Changes of Low-Frequency Vibrational Modes Induced by Universal15N- and13C-Isotope Labeling in S2/S1FTIR Difference Spectrum of Oxygen-Evolving Complex

Abstract

The effects of universal ¹⁵N- and ¹³C-isotope labeling on the low- (650−350 cm^-1) and mid-frequency (1800−1200 cm^-1) S₂/S₁ Fourier transform infrared (FTIR) difference spectrum of the photosynthetic oxygen-evolving complex (OEC) were investigated in histidine-tagged photosystem (PS) II core particles from Synechocystis sp. PCC 6803. In the mid-frequency region, the amide II modes were predominantly affected by ¹⁵N-labeling, whereas, in addition to the amide II, the amide I and carboxylate modes were markedly affected by ¹³C-labeling. In the low-frequency region, by comparing a light-induced spectrum in the presence of ferricyanide as the electron acceptor, with the double difference S₂/S₁ spectrum obtained by subtracting the Q_A^-/Q_A from the S₂Q_A^-/S₁Q_A spectrum, considerable numbers of bands found in the light-induced spectrum were assigned to the S₂/S₁ vibrational modes in the unlabeled PS II core particles.
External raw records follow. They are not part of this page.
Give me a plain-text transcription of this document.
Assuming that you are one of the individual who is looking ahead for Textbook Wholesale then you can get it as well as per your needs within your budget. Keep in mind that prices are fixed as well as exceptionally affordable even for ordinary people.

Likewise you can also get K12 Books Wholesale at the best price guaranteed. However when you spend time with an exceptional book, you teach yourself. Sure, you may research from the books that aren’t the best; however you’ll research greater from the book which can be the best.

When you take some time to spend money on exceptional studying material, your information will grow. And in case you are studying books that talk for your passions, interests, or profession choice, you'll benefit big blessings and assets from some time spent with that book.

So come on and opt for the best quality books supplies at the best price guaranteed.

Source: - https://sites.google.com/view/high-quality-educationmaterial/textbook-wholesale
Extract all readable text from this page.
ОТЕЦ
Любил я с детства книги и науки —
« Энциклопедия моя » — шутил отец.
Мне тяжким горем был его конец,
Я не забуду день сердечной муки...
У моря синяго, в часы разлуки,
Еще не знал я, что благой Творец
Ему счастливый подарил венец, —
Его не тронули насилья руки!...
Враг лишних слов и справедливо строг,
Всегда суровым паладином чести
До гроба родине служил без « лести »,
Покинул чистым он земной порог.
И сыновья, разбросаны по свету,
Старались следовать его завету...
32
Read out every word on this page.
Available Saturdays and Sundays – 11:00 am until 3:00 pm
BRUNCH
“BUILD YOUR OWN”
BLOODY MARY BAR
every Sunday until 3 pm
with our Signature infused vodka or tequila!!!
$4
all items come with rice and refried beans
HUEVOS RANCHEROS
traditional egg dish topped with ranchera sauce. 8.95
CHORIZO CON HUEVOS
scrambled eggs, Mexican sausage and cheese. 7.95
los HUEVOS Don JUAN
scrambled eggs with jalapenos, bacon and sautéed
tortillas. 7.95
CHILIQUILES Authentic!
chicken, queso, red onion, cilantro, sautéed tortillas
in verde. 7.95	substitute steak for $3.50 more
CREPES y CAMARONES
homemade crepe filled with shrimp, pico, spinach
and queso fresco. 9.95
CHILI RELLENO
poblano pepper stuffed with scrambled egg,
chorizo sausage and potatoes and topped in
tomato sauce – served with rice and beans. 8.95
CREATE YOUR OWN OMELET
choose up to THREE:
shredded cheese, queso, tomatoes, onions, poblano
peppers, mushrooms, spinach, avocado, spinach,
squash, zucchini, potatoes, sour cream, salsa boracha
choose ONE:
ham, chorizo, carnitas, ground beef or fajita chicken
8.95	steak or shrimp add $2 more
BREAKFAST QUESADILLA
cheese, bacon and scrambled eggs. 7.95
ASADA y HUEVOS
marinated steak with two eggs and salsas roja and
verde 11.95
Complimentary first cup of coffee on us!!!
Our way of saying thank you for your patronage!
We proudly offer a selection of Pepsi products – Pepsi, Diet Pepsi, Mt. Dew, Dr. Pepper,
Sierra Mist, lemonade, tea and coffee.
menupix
Upon ¹³C-labeling, changes were observed for most of the prominent bands in the S₂/S₁ spectrum. Although ¹⁵N-labeling also induced changes similar to those by ¹³C-labeling, the bands at 616(−), 605(+), 561(+), 555(−), and 544(−) cm^-1 were scarcely affected by ¹⁵N-labeling. These results indicated that most of the vibrational modes found in the low-frequency spectrum are derived from the coupling between the Mn-cluster and groups containing nitrogen and/or carbon atom(s) in a direct manner and/or through hydrogen bonding. Interestingly, an intensive band at 577(−) cm^-1 was not affected by ¹⁵N- and ¹³C-isotope labeling, indicating that this band arises from the mode that does not include either nitrogen or carbon atoms, such as the skeletal vibration of the Mn-cluster or stretching vibrational modes of the Mn-ligand.